Dr Ng is actively engaged in research at the Eye and Vision Epidemiology Research Group and is a Clinical Senior Lecturer at The University of Western Australia’s School of Population Health and Global Health. He is an investigator on research grants worth more than $2 million and author of 57 peer-reviewed papers. A comprehensive ophthalmologist, Dr Ng consults with Perth Eye Surgeons in Midland and Geraldton, and operates at the Perth Eye Hospital and St John of God Hospital in Midland and Geraldton.

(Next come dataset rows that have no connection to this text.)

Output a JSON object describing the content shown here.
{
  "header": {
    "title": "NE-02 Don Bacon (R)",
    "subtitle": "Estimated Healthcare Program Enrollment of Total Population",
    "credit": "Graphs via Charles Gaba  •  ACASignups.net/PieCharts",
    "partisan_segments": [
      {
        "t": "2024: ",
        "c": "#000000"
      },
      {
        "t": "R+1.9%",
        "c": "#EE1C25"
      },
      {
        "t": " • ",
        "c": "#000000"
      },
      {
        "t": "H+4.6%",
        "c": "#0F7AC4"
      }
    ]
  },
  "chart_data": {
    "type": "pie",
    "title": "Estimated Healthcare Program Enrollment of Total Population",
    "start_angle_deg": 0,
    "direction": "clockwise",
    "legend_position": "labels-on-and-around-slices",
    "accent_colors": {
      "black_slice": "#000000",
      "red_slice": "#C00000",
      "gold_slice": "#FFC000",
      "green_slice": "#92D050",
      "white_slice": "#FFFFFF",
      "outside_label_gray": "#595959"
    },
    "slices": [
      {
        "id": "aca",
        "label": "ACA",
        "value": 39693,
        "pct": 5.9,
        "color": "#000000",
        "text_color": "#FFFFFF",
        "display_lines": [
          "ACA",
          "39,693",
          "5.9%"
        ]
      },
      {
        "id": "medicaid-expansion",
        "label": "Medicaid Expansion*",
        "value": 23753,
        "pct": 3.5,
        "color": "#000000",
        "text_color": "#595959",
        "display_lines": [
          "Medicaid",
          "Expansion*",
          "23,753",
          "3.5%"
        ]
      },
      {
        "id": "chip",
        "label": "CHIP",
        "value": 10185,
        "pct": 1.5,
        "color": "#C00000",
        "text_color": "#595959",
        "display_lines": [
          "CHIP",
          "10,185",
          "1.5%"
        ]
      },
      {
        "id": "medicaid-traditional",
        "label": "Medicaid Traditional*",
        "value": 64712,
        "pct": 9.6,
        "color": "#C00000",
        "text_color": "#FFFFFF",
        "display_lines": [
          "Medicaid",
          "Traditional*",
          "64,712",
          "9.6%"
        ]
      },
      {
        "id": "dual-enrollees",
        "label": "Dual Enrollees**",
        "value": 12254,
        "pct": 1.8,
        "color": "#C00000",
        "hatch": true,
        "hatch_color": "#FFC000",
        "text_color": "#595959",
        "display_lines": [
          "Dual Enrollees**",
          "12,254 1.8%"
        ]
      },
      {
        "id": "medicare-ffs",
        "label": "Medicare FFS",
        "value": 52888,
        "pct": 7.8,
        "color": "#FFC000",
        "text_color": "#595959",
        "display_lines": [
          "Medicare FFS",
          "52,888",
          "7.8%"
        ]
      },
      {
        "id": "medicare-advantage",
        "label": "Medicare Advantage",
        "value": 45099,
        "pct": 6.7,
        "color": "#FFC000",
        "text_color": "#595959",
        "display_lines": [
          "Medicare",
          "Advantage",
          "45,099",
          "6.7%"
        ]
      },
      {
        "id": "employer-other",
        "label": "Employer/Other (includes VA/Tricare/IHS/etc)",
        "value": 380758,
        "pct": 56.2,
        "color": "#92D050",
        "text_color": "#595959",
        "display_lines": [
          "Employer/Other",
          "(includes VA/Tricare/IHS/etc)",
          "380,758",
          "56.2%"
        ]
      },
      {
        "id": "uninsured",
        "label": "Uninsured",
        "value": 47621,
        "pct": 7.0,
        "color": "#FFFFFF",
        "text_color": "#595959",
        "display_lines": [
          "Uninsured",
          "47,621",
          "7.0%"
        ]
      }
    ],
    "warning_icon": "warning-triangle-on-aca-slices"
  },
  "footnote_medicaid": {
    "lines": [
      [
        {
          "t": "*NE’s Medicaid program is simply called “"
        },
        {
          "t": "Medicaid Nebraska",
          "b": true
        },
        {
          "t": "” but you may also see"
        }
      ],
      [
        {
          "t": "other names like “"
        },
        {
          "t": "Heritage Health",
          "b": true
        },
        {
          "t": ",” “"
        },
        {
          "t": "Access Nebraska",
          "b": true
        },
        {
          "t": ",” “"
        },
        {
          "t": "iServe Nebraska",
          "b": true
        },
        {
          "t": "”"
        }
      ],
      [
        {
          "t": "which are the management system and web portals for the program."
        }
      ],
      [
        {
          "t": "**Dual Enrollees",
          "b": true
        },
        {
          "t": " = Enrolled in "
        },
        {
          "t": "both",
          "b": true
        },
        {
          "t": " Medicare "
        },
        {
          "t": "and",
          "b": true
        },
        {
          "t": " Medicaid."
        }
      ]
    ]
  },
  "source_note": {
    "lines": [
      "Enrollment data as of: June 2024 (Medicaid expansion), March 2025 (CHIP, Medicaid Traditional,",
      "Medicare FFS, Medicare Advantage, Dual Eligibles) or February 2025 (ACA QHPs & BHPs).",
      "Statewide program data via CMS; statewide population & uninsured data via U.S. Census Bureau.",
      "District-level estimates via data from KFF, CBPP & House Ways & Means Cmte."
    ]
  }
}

Professor David Mackey AO is an NHMRC practitioner Fellow in Ophthalmology at the University of Western Australia. He is the former Managing Director of the Lions Eye Institute in Perth, a councillor of the Royal Australian and New Zealand College of Ophthalmologists (RANZCO) and current RANZCO representative on the Council of the Asia Pacific Academy of Ophthalmology. He is past president of the International Society for Genetic Eye Disease and Retinoblastoma. Prof. Mackey is a renowned international researcher in the genetics of eye disease and has published over 400 peer reviewed papers since 1989. He is the world’s most published author in glaucoma genetics and is a lead investigator in the International Glaucoma Genetics Consortium (IGGC) and the Consortium for Refractive Error and Myopia (CREAM). In 1993, Professor Mackey initiated the Glaucoma Inheritance Study in Tasmania (GIST), thereby creating one of the largest glaucoma biobanks in the world, with over 5,000 DNA samples and clinical material from familial and sporadic cases of glaucoma.